Puede suceder que los hijos quisieran que los padres fueran de distinta manera, que tuvieran (así, en potencial) éxito en la vida y se viesen adornados de virtudes. La proyección del presente sobre un pasado ya concluido (los padres son siempre, para los hijos, pasado o candidatura al pasado), es lo más importante que significa la vandálica destrucción de estatuas y monumentos dedicados a personajes o hechos históricos.

Normalmente, el padre es modelo de conducta del hijo, como también los maestros actúan de modelo para sus discípulos. Pero vivimos una época en la que un profesor universitario puede presumir de no haber tenido maestros. Insensatez. Las generaciones no pueden retornar al Génesis, ni el individuo a aprender todo de nuevo: reformular el teorema de Pitágoras, preguntarse por qué una manzana cae del árbol, llegar a la conclusión de que la energía es igual a la masa multiplicada por la velocidad de la luz al cuadrado. Tampoco podemos ir a buscar quién nos enseñe la vida, sin quemarnos con el fuego ni tropezar en la piedra.

Los padres, la generación anterior, viven y han vivido en condiciones precisas, herederas de otras que, a su vez… Es imposible anular la historia, sólo asumirla. ¿Cómo juzgar a los antepasados sin considerar sus razones, modos, valores y posibilidades de vida? No podemos acusar a los navegantes medievales de hacer navegación de cabotaje: no pudieron evitarla hasta que no se inventaron navíos más capaces, como las carabelas. Escapaban de la visión de la costa cuando se equivocaban o se veían arrastrados por la tormenta. La historia y la literatura están repletas de marinos perdidos, como Tristão Vaz Teixeira y sus compañeros, que alcanzaron Madeira, Diogo Silves, quien topó con las Azores o Ulises que llegó, al fin, hasta sí mismo.

La historia del príncipe Carlos enfrentado con su padre, el rey Felipe II,  es conocida; dio pie a numerosa correspondencia diplomática, bastantes páginas de historiografía y numerosas obras literarias. De una de las más importantes, Don Carlos, infante de España (1787), hemos hablado ya en Acento. No está de más volver. Dos años antes de la Revolución francesa, cuando la inglesa ya tenía cien años, después de Lutero y de Calvino, cuando John Locke y Voltaire habían escrito su obra y Kant era el filósofo influyente, el tema de la monarquía todopoderosa estaba resuelto. Schiller optó mejor por el drama de familia que popularizaba August von Kotzebue, pero dio relevancia a la relación entre el padre y el hijo. En 1871, este dramaturgo alemán de éxito estrenó una comedia, Die beiden Klingsberg, donde un padre y un hijo eran rivales amorosos, de modo que la originalidad temática de Schiller radicaba en el componente político que enturbia la relación y acaba alejando su drama del género de la comedia de familia.

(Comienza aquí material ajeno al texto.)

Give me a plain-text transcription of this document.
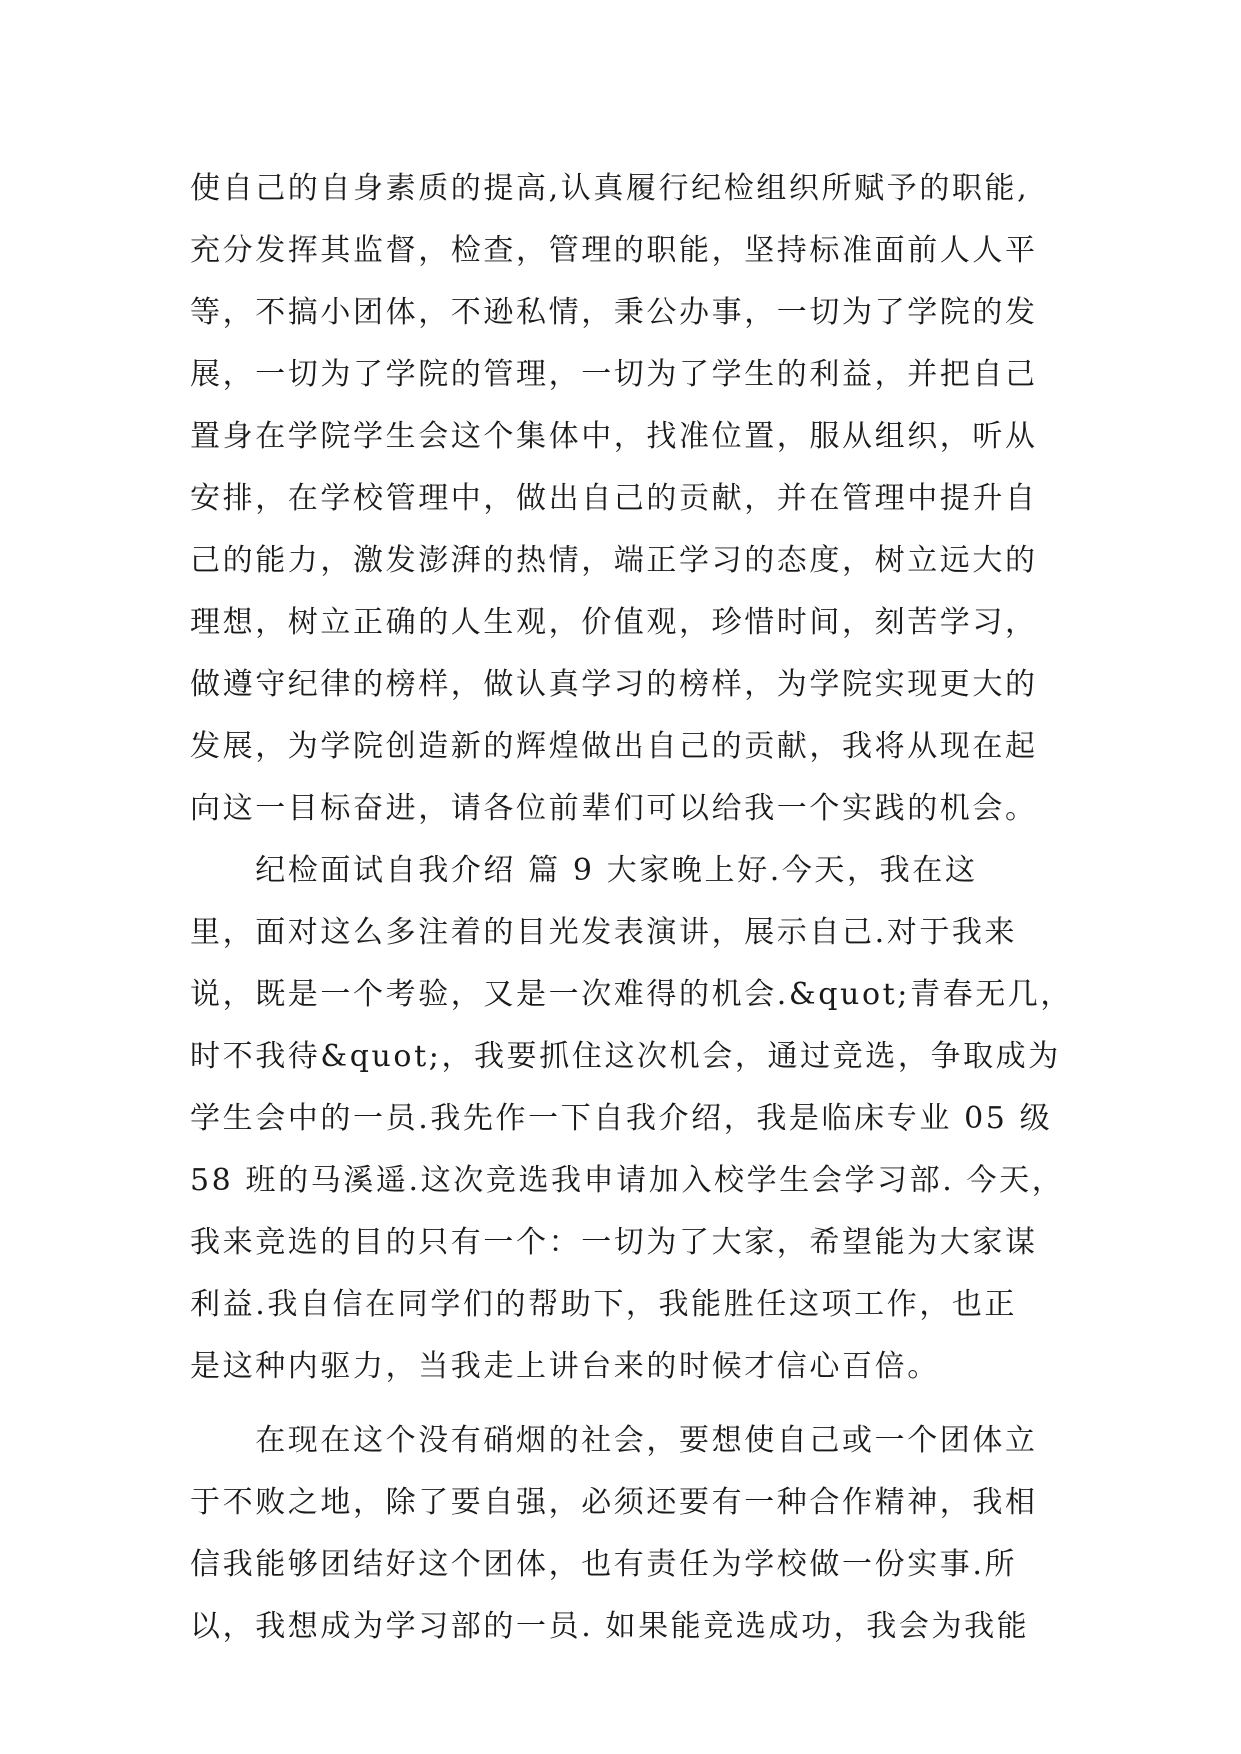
使自己的自身素质的提高,认真履行纪检组织所赋予的职能,
充分发挥其监督，检查，管理的职能，坚持标准面前人人平
等，不搞小团体，不逊私情，秉公办事，一切为了学院的发
展，一切为了学院的管理，一切为了学生的利益，并把自己
置身在学院学生会这个集体中，找准位置，服从组织，听从
安排，在学校管理中，做出自己的贡献，并在管理中提升自
己的能力，激发澎湃的热情，端正学习的态度，树立远大的
理想，树立正确的人生观，价值观，珍惜时间，刻苦学习，
做遵守纪律的榜样，做认真学习的榜样，为学院实现更大的
发展，为学院创造新的辉煌做出自己的贡献，我将从现在起
向这一目标奋进，请各位前辈们可以给我一个实践的机会。
　　纪检面试自我介绍 篇 9 大家晚上好.今天，我在这
里，面对这么多注着的目光发表演讲，展示自己.对于我来
说，既是一个考验，又是一次难得的机会.&quot;青春无几，
时不我待&quot;，我要抓住这次机会，通过竞选，争取成为
学生会中的一员.我先作一下自我介绍，我是临床专业 05 级
58 班的马溪遥.这次竞选我申请加入校学生会学习部. 今天，
我来竞选的目的只有一个：一切为了大家，希望能为大家谋
利益.我自信在同学们的帮助下，我能胜任这项工作，也正
是这种内驱力，当我走上讲台来的时候才信心百倍。
　　在现在这个没有硝烟的社会，要想使自己或一个团体立
于不败之地，除了要自强，必须还要有一种合作精神，我相
信我能够团结好这个团体，也有责任为学校做一份实事.所
以，我想成为学习部的一员. 如果能竞选成功，我会为我能
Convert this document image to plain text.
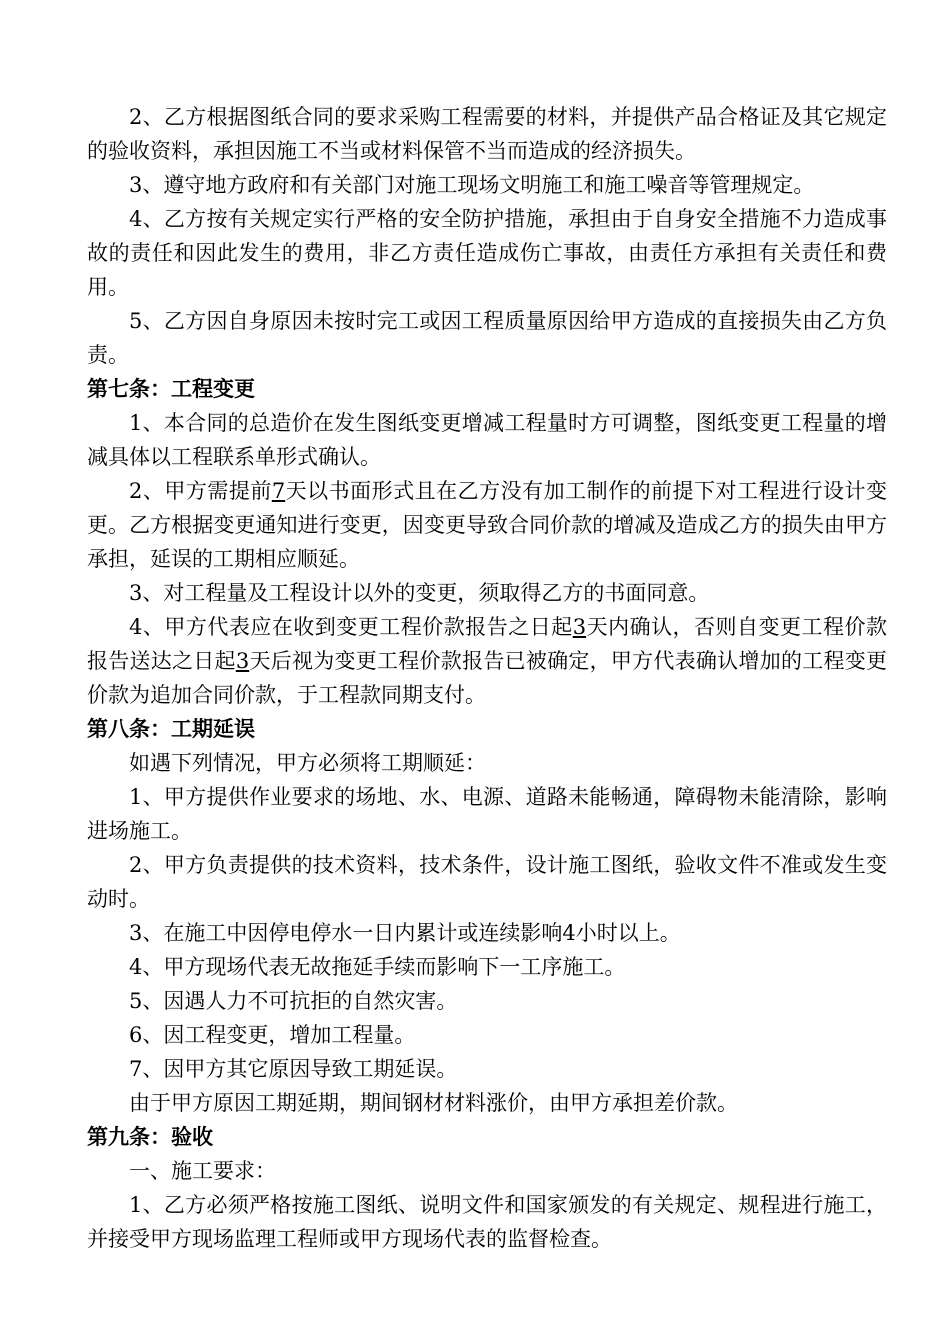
2、乙方根据图纸合同的要求采购工程需要的材料，并提供产品合格证及其它规定的验收资料，承担因施工不当或材料保管不当而造成的经济损失。

3、遵守地方政府和有关部门对施工现场文明施工和施工噪音等管理规定。

4、乙方按有关规定实行严格的安全防护措施，承担由于自身安全措施不力造成事故的责任和因此发生的费用，非乙方责任造成伤亡事故，由责任方承担有关责任和费用。

5、乙方因自身原因未按时完工或因工程质量原因给甲方造成的直接损失由乙方负责。

第七条：工程变更

1、本合同的总造价在发生图纸变更增减工程量时方可调整，图纸变更工程量的增减具体以工程联系单形式确认。

2、甲方需提前7天以书面形式且在乙方没有加工制作的前提下对工程进行设计变更。乙方根据变更通知进行变更，因变更导致合同价款的增减及造成乙方的损失由甲方承担，延误的工期相应顺延。

3、对工程量及工程设计以外的变更，须取得乙方的书面同意。

4、甲方代表应在收到变更工程价款报告之日起3天内确认，否则自变更工程价款报告送达之日起3天后视为变更工程价款报告已被确定，甲方代表确认增加的工程变更价款为追加合同价款，于工程款同期支付。

第八条：工期延误

如遇下列情况，甲方必须将工期顺延：

1、甲方提供作业要求的场地、水、电源、道路未能畅通，障碍物未能清除，影响进场施工。

2、甲方负责提供的技术资料，技术条件，设计施工图纸，验收文件不准或发生变动时。

3、在施工中因停电停水一日内累计或连续影响4小时以上。

4、甲方现场代表无故拖延手续而影响下一工序施工。

5、因遇人力不可抗拒的自然灾害。

6、因工程变更，增加工程量。

7、因甲方其它原因导致工期延误。

由于甲方原因工期延期，期间钢材材料涨价，由甲方承担差价款。

第九条：验收

一、施工要求：

1、乙方必须严格按施工图纸、说明文件和国家颁发的有关规定、规程进行施工，并接受甲方现场监理工程师或甲方现场代表的监督检查。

Carlos comete un gran error. El padre, Felipe II, no puede disponer caprichosamente de bienes y derechos. Está condicionado por responsabilidades históricas y la dureza que manifiesta con su hijo se justifica porque el reino es más importante que un príncipe.

Cristóbal Colón confió en la redondez de la tierra y cambió el mundo. La llegada de los europeos a América trajo tanto muerte como vida  Pero antes o después hubiera sido así. ¿Quién de los que vuelcan las estatuas del Almirante hubiera preferido, en su lugar, no abandonar la vista de las costas europeas? Colón fue un ambicioso y, probablemente, una mala persona, pero confió en el conocimiento humano y se atrevió. Carlos dice hacia el final de la obra: “Por fin he comprendido que hay un bien más elevado, más deseable que tenerte a ti”. Y Felipe II, tras vencer su amor de padre y al entregar al hijo a la justicia que representa el inquisidor, concluye la pieza con esta tremenda frase: “Lo mío lo he hecho yo; lo vuestro hacedlo vos”.

Busquemos nosotros la responsabilidad del presente, no del pasado.